The transistor is a common-base oscillator, but with not quite enough positive feeddback to oscillate. Its gain at the tuned frequency is extremely high.
It might also be a super-regenerative receiver where a signal causes its output level to build up until it oscillates and it cuts itself off at a fast rate called its "squegging" frequency which keeps its gain at its most sensitive.
Google has many examples of regenerative and super-regenerative receivers.

Posted

The capacitors in the opamp circuit are filters. The larger capacitor following the 100k resistor smooths the output of the receiving transistor to DC. The 1nF capacitor has a small value and smooths the 433MHz but allows the signal's modulation to pass to the opamp.

Look up Super-regenerative Receiver in Google. It is a very simple AM receiver that gets cutoff when it receives a carrier. When it is cutoff, its output voltage goes high which causes the output of the opamp in my drawing to also go high.

  • 2 weeks later...
Posted

What 433MHz receiver?
You posted the schematic of a very simple regenerative receiver that has only a single transistor. It doesn't use PLL and doesn't have a crystal. Better circuits are used in cheap remote controlled toys.

Posted

If it has a crystal, it is a superheterodyne receiver with local oscillator, typically 10.7MHz.

It is much stable than the super-regenerative receiver.

But I can tell if the layout and circuit is fine-tuned for the regenerative circuit, it won't do any significant differences in performance with heterodyne one.

Join the conversation

You can post now and register later.
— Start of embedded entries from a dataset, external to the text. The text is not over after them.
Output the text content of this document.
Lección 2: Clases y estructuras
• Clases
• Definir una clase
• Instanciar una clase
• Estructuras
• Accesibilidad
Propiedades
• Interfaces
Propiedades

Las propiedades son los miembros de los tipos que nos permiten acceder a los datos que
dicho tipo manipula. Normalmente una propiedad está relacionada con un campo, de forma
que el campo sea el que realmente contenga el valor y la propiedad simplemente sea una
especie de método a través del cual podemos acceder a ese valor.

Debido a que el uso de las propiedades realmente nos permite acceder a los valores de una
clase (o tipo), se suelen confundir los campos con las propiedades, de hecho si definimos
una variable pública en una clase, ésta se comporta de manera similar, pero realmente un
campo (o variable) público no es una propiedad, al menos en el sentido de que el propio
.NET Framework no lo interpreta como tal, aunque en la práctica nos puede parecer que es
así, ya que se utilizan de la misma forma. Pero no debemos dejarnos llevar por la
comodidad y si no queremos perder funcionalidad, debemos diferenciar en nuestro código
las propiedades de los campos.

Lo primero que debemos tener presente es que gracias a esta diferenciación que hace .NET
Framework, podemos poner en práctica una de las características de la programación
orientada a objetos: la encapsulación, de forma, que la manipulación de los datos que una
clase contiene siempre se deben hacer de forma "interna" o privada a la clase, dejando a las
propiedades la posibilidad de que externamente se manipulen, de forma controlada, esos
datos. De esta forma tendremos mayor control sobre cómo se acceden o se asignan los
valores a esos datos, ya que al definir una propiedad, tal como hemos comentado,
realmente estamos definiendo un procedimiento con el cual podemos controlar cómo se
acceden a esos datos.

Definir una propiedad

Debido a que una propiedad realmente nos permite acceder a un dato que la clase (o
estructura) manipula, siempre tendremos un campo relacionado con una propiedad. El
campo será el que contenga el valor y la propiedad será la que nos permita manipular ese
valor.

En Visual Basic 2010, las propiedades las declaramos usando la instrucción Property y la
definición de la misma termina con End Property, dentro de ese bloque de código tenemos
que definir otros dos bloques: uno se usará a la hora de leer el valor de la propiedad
If you have an account, sign in now to post with your account.

Guest
Reply to this topic...

×   Pasted as rich text.   Paste as plain text instead

  Only 75 emoji are allowed.

×   Your link has been automatically embedded.   Display as a link instead

×   Your previous content has been restored.   Clear editor

×   You cannot paste images directly. Upload or insert images from URL.

Loading...
×
  • Create New...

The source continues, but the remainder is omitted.